The plaintiffs said Unisys breached its ERISA fiduciary duty by changing their plan in breach of certain promises and without necessary disclosures. Specifically, Unisys misrepresented that retiree medical benefits were vested and could not change despite plan language reserving the right to modify or terminate those benefits. The District Court agreed Unisys violated ERISA and ordered restoration of the terminated plan to twelve of the plaintiffs.



The issue before the 3rd Circuit was whether the explicit reservation of rights in the plan overrode contrary oral representations made by staffers. Unisys had delegated human resource staffers and other managers to advise employees about retirement benefits.



The evidence was that these company officials said medical benefits would cost $20 a month until age 65, and nothing after that for the rest of their lives, without also explaining the company reserved the right to alter that arrangement. The 3rd Circuit said this was enough to create ERISA liability. Although the statement was not in and of itself false, it was a misrepresentation because it created the impression the retirees would enjoy those benefits for the remainder of their lifetimes without the possibility of change.



The court concluded the message communicated to the employees in counseling them about retirement was at best a halftruth because there was no mention of the right to amend or terminate the plan at any point in the future. By failing to qualify its statements, the company misrepresented the cost and duration of the benefits.



PROCEDURAL VIOLATION MAY VIOLATE ERISA



Philips Display made CRT s for televisions. In 2001, Philips Display employees became employees of LG Philips.



One result of the merger was that the Ottawa plant closed. In connection with a reduction in force, certain union employees from an Ohio plant and certain salaried employees from a Michigan office retired and began receiving retiree medical benefits under plans that were largely a legacy of Philips Display. In 2006 LG Philips declared bankruptcy and terminated the retiree medical plans.



Both union workers who claimed they had vested rights under both a collective bargaining agreement and the terms of their medical benefit plans, and salaried employees who relied on the language of their plans sued. They argued that the termination of their retiree medical benefits was a breach of ERISA fiduciary duty not because the company didn t have the right to terminate the plans; because the company failed to properly amend the plans in connection with the formation of Philips LG.
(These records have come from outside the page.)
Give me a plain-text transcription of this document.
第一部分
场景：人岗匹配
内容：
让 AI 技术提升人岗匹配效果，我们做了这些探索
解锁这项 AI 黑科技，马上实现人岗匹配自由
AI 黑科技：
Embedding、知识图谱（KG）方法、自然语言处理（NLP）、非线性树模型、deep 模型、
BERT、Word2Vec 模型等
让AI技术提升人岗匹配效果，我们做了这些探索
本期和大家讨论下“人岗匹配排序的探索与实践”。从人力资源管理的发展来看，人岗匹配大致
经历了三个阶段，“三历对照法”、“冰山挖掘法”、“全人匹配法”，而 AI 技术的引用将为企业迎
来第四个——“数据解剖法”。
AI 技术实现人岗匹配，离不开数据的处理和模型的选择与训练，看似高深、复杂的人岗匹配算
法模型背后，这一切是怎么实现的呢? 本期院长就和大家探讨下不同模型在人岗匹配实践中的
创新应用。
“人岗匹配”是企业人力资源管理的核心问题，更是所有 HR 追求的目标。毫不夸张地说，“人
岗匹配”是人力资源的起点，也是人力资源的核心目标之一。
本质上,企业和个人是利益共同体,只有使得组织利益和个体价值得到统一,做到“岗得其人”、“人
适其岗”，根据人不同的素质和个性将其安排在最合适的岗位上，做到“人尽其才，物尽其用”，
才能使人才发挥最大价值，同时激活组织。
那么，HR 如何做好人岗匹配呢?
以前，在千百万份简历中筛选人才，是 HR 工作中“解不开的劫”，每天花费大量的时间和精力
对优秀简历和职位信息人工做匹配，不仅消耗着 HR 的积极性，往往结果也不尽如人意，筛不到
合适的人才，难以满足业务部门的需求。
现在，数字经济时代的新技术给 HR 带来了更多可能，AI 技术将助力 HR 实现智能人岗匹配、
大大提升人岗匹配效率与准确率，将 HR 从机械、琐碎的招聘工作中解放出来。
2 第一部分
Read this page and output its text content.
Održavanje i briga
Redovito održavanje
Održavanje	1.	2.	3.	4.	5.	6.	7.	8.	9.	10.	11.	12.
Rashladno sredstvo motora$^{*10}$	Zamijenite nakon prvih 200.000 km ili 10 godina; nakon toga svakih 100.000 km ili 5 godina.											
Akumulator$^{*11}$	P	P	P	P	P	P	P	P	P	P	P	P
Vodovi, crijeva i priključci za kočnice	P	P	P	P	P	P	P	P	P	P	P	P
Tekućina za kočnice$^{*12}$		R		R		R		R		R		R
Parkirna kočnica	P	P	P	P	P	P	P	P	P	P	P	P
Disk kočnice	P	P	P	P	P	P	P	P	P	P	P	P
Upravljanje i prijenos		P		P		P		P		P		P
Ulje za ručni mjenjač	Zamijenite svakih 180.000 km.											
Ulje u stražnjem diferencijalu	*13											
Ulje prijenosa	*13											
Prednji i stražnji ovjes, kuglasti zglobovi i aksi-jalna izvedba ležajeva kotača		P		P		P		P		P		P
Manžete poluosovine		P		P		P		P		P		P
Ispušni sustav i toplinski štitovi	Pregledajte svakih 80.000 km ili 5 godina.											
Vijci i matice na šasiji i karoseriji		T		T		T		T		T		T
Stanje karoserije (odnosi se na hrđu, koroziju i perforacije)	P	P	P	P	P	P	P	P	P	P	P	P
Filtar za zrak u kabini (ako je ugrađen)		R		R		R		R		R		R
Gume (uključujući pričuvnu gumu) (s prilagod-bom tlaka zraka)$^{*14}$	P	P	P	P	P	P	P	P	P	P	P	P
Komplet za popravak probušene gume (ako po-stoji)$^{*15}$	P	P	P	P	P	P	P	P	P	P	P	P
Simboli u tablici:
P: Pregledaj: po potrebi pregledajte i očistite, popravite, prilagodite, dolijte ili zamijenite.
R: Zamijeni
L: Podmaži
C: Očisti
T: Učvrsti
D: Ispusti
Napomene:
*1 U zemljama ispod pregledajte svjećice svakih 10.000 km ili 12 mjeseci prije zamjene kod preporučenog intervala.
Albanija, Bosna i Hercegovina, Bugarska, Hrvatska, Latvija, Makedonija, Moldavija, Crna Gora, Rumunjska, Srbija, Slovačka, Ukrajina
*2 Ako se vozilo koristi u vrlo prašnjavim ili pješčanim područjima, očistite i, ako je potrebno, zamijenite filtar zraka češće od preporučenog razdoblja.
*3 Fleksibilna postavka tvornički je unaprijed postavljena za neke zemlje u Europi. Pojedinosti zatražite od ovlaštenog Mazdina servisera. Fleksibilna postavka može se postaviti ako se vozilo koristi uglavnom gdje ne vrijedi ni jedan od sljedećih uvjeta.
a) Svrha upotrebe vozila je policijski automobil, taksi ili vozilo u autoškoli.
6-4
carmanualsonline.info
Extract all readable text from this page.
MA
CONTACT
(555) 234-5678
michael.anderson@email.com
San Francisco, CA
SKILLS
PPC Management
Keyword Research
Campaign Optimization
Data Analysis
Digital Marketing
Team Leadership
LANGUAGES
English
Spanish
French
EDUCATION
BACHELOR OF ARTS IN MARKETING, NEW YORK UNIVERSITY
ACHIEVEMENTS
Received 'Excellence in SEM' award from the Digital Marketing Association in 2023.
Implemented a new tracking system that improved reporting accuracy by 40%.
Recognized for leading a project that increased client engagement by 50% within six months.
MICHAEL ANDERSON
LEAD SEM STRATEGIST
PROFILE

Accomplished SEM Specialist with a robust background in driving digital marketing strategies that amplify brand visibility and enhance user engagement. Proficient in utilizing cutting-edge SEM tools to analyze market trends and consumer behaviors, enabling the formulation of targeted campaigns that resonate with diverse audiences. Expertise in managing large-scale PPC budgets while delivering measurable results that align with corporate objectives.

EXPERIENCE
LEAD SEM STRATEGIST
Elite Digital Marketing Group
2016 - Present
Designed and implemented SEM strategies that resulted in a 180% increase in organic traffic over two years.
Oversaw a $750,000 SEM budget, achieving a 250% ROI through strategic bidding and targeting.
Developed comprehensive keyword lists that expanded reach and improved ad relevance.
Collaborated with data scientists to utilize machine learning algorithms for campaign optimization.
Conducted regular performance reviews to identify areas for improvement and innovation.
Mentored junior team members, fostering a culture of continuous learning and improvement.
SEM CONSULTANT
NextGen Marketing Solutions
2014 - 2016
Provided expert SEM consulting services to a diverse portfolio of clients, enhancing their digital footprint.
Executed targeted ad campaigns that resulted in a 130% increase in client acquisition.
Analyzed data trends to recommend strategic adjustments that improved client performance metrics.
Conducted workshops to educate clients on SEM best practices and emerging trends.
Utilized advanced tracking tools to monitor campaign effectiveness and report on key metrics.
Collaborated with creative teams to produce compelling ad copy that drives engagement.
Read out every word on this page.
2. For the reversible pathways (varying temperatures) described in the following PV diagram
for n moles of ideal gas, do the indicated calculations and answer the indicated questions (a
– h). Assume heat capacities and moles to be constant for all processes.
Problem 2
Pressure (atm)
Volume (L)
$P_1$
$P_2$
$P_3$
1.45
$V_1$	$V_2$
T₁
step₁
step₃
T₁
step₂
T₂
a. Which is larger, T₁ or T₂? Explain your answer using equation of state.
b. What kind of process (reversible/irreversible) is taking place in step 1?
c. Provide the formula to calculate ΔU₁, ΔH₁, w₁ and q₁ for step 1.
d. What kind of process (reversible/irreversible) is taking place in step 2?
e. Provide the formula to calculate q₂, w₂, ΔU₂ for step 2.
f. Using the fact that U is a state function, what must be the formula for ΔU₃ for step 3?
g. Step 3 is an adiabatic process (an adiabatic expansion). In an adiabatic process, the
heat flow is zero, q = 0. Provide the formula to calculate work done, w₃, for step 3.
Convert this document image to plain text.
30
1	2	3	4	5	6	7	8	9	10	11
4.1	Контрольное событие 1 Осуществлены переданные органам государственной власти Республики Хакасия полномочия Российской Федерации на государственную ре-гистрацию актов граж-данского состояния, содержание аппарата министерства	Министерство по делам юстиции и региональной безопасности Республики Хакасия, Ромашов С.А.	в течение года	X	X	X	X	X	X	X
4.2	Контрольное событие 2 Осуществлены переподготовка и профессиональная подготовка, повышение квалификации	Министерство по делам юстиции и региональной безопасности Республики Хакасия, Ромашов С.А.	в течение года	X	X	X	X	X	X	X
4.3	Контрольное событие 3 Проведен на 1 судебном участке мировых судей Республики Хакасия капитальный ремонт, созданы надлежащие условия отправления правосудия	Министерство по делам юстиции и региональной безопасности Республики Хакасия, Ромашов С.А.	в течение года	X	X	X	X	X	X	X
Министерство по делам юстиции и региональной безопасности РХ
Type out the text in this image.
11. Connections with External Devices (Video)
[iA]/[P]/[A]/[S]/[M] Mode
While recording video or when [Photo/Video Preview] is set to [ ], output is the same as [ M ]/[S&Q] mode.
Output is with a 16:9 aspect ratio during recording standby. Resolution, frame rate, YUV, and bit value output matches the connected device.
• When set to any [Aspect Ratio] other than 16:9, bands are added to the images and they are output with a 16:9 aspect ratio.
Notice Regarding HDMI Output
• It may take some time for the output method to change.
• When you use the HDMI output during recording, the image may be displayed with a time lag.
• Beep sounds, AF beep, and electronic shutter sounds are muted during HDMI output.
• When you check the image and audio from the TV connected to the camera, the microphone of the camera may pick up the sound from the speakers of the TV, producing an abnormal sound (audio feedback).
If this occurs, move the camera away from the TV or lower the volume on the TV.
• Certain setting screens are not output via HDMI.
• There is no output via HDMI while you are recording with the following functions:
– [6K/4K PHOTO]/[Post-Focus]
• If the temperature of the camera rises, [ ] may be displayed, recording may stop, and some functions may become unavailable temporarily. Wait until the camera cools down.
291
The 6th Circuit decided the plaintiffs had a legitimate claim and reversed summary judgment in favor of Philips LG. The court explained that the decision to transfer the assets and liabilities to LG Philips was part of a business decision, there was no breach of ERISA fiduciary duty when the retiree health care benefits were terminated. However, the fact that the decision to transfer assets was not a fiduciary one under ERISA still triggered ERISA obligations. Even though a company does not act in a fiduciary capacity when amending or terminating a welfare benefits plan, ERISA provides rules on how an employer should properly amend or terminate a plan.



The court also decided the union members might have a right to relief under the Labor Management Relations Act in addition to ERISA claims because the governing collective bargaining agreement did not clearly include a specific durational clause limiting retiree healthcare benefits to the duration of the collective bargaining agreement.